Quote from: FlySky on May 04, 2013, 05:15:39 PM
Hey guys,But what if I only have the function start, how would I go on on finding the caller, without breakpointing the code offcourse.
simple in theory: You take the entry point ( if available: export directory) and start a analyses whereas you follow all jumps and calls if possible. The problem is code that get/calculate its addresses dynamically.
MREAL macros - when you need floating point arithmetic while assembling!

dedndave

as qWord says, you cannot depend on finding all of them
the vectors for routines might be in a table, for example

also, just because the numbers add up, doesn't mean it's a real call
there might be other code or data that appears to call a certain address
in practice, you might find it rare, though

having said that, you can calculate the near displacement for each address and see if there is a call instruction
near relative calls in 32-bit code are 5 bytes long:

00402B00:
E8DE000000        call    sub_00402BE3
NextEip:
00402B05:


E8h is the call opcode, and the operand is 000000DEh
DEh is calculated as the address of the called routine, minus the address of the return
00402BE3 - 00402B05 = 000000DE
notice that the operand can be negative if the routine's address is lower than the call   :P

Tedd

You're thinking about it backwards. You don't want to find all the callers of a given function, you want to find all calls to all functions - some of which will be to the same function, so then you can group those together.

Anyway, before you get to that point, you have a lot more to do :P

Before you even start the disassembly, you'll need to decode the PE format. Map the exe's sections, calculate their addresses, etc. By then you'll have the entry point, so that's where you start decoding instructions.

You can do that quite linearly until you get to a jump or call.
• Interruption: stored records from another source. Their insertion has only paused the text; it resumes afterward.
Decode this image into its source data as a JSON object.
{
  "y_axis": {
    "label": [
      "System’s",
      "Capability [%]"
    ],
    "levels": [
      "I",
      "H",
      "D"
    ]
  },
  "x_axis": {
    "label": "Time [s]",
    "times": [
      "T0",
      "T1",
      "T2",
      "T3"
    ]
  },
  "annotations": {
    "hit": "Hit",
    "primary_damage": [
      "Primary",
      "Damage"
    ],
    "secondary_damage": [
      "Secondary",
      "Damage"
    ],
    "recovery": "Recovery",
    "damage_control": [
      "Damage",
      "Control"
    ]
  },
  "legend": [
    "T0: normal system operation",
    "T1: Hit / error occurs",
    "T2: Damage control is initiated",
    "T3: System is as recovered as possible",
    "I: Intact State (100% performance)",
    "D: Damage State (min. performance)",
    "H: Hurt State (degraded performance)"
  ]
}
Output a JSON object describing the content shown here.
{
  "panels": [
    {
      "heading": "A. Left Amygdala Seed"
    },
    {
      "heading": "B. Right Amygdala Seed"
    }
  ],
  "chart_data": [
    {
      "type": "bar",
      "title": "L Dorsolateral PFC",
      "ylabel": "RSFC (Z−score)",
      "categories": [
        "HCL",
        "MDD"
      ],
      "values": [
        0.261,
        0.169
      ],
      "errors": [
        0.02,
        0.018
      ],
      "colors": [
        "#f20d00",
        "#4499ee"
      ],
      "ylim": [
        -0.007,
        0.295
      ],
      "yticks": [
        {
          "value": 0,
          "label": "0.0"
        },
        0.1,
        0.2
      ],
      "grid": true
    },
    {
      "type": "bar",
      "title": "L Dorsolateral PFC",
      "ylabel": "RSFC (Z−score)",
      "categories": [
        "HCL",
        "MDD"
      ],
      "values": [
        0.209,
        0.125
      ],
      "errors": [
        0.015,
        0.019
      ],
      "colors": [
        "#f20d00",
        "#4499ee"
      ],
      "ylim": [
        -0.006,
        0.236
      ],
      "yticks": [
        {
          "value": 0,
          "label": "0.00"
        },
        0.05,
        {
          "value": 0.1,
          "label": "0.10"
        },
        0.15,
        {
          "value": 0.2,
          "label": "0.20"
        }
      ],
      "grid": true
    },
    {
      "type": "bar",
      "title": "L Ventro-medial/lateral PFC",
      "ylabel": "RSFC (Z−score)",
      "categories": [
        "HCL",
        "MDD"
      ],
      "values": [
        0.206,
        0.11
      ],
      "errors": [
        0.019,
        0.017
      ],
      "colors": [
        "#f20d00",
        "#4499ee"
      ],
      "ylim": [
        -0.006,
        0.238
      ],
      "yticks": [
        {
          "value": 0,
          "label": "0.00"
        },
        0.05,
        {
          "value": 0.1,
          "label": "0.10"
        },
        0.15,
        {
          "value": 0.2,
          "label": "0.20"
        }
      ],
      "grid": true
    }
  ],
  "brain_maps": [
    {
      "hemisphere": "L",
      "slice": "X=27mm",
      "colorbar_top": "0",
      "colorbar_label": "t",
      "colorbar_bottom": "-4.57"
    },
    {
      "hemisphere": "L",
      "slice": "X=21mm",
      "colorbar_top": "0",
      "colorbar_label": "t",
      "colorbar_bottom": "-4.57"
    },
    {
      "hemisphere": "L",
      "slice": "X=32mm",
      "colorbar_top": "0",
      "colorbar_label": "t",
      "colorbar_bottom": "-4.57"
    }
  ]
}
Branch off and follow those paths, but still keep note of the path you were following. Eventually, you will have followed all reasonable code paths and have the information to define the bounds of functions and their callers, and similarly with jumps.

After that, you can start doing fancy stuff; but it should take you a while to get there first :badgrin:

I said reasonable because some code will be purposely obfuscated to make disassembly difficult, but don't worry about that for now - 90% of programs are 'reasonable.' You can try to deal with other tricks as part of the "fancy stuff."
Potato2

ragdog

Hi

Use a open source disassembler library and look into

http://www.beaengine.org/

TouEnMasm


There is two samples of it.
The objconv come with is source code in C.
the dumpbin of the c++ had no source code.

A usefull comparison can be made of them.


Fa is a musical note to play with CL

FlySky

Thanks for the usefull information.
Will bounce my head into this stuff, was just wondering how IDA / Olly are finding everything.
This will keep me busy for a while.

Stan

Quote from: ragdog on May 05, 2013, 04:29:03 PM
Hi

Use a open source disassembler library and look into

http://www.beaengine.org/

Thank you for the reference.

hfheatherfox07

Hello ,
Sorry for being a way for a while , but screwed up life lately...nothing but stuff keeps happening .... With hat said I have a few minutes to check on the forum.... And I saw this thread , I have some stuff that I can contribute , that I think Might help.... It Is in C++ (targets are in MASM)...some one might have time right now to translate...
I hope this is of some help .....

;)
Your code and your skills will be assimilated. Your programming language is irrelevant.
We are the ASM Borg and you will become part of us. Compile and be assembled.